Previous reports have documented surgical techniques for treating epicardial bleeding or hematoma, including direct suturing and epicardial patching with pericardium from human or bovine sources [1, 2, 4]. Mandke attempted to seal the large area of injured epicardium associated with the Octopus 3 stabilizer by using an in situ autologous pericardial patch held in position [1]. Ariyama et al. presented a case of epicardial bleeding caused by the Starfish’s suction cups (Medtronic, Inc, Minneapolis, MN, USA), which was successfully controlled with compression using Tachocomb (Nycomed, Zurich, Switzerland) due to venous bleeding [2]. Similarly, it was reported that complete hemostasis at the site of injury after PCI was achieved by attaching fibrin membranes [6]. In this case, we successfully achieved hemostasis by applying direct continuous sutures with two large felts. However, epicardial bleeding or hematoma may occur delayed, potentially manifesting after pericardial or chest closure. Moreover, there remains a possibility of recurrent bleeding even after repair [1, 2]. Therefore, diligent follow-up monitoring remains essential even after bleeding has been controlled in the operating room.
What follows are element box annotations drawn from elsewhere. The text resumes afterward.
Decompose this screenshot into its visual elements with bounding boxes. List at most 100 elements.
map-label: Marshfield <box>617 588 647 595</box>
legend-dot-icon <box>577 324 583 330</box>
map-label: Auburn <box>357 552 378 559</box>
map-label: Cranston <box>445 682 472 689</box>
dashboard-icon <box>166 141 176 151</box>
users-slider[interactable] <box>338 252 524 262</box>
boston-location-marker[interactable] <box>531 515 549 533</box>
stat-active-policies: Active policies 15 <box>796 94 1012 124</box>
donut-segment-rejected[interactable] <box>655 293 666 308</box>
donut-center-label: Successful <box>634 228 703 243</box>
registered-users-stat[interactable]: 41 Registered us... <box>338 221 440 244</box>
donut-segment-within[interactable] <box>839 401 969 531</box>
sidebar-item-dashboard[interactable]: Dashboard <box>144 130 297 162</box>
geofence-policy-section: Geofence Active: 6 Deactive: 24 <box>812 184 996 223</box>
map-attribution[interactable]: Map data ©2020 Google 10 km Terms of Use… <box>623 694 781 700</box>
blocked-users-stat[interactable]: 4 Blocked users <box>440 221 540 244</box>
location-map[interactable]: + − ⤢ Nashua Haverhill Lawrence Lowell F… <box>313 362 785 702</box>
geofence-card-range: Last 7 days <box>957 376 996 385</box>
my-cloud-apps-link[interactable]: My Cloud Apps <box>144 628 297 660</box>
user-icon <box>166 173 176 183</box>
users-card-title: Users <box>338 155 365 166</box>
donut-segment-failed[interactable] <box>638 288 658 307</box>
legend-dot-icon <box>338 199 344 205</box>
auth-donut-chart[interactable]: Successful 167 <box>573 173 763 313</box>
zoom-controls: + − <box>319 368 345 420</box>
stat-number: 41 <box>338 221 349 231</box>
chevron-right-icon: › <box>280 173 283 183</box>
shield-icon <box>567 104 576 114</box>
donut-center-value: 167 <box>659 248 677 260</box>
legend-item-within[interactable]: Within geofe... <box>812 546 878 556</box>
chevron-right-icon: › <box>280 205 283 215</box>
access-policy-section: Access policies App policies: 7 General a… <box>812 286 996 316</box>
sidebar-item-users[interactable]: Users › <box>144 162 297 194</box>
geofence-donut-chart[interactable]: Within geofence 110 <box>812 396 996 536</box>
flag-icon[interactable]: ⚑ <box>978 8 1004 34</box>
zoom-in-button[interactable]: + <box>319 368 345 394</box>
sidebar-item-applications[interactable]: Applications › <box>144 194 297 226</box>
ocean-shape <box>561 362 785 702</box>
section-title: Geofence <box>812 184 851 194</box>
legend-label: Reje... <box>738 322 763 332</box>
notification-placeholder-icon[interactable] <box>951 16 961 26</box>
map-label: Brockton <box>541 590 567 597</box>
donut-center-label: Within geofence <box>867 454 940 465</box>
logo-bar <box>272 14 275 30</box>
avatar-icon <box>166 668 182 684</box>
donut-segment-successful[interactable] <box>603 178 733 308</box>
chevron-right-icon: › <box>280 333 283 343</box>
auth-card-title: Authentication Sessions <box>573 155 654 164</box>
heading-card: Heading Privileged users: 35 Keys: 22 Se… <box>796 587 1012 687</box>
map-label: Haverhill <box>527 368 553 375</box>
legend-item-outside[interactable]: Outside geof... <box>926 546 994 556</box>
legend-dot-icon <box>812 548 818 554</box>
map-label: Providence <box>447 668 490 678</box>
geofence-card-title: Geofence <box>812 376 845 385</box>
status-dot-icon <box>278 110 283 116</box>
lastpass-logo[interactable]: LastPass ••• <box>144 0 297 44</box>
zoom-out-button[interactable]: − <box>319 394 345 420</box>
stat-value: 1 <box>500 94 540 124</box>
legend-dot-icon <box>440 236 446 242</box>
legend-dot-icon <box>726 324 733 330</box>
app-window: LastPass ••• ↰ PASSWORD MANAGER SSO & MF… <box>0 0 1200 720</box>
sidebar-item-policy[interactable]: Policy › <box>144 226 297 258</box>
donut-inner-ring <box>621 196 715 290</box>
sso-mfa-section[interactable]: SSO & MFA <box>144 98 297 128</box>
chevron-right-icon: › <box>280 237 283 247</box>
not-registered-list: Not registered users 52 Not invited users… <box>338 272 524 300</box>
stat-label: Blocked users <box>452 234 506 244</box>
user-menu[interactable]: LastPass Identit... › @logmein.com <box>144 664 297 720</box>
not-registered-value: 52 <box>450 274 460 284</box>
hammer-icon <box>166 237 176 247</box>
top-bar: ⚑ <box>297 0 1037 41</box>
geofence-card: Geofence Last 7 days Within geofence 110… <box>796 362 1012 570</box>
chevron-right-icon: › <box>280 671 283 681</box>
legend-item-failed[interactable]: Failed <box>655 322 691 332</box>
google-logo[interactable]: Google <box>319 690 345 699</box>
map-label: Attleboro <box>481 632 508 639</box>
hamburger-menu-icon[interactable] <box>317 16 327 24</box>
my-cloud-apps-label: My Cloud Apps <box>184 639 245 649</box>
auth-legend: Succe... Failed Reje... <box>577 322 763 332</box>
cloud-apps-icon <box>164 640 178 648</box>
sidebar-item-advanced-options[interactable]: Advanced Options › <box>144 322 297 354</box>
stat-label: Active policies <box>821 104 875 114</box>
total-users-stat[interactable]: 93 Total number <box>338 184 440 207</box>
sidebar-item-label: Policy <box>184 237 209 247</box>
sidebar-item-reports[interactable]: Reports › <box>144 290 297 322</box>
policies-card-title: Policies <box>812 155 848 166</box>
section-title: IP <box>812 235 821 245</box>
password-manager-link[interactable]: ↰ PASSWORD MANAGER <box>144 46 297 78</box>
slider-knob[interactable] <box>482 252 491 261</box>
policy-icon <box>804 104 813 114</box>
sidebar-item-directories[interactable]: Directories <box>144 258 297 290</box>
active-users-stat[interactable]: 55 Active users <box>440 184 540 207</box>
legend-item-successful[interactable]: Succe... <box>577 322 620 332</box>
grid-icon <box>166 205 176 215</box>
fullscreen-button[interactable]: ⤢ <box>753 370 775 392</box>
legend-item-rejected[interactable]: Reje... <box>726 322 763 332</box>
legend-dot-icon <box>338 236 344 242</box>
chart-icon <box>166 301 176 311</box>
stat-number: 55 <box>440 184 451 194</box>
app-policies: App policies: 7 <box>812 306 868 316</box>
For example, we should pay attention to postoperative cardiac tamponade signs such as central venous pressure elevation. Our hospital routinely performs postoperative CTA to check graft patency and pericardial effusion before discharge in MICSOPCAB cases.
Conclusion
We successfully managed the repair of an epicardial hematoma due to the Tentacles Neo heart positioner. Given the potential for epicardial bleeding and hematoma leads to significant postoperative complications, cautious follow-up is essential.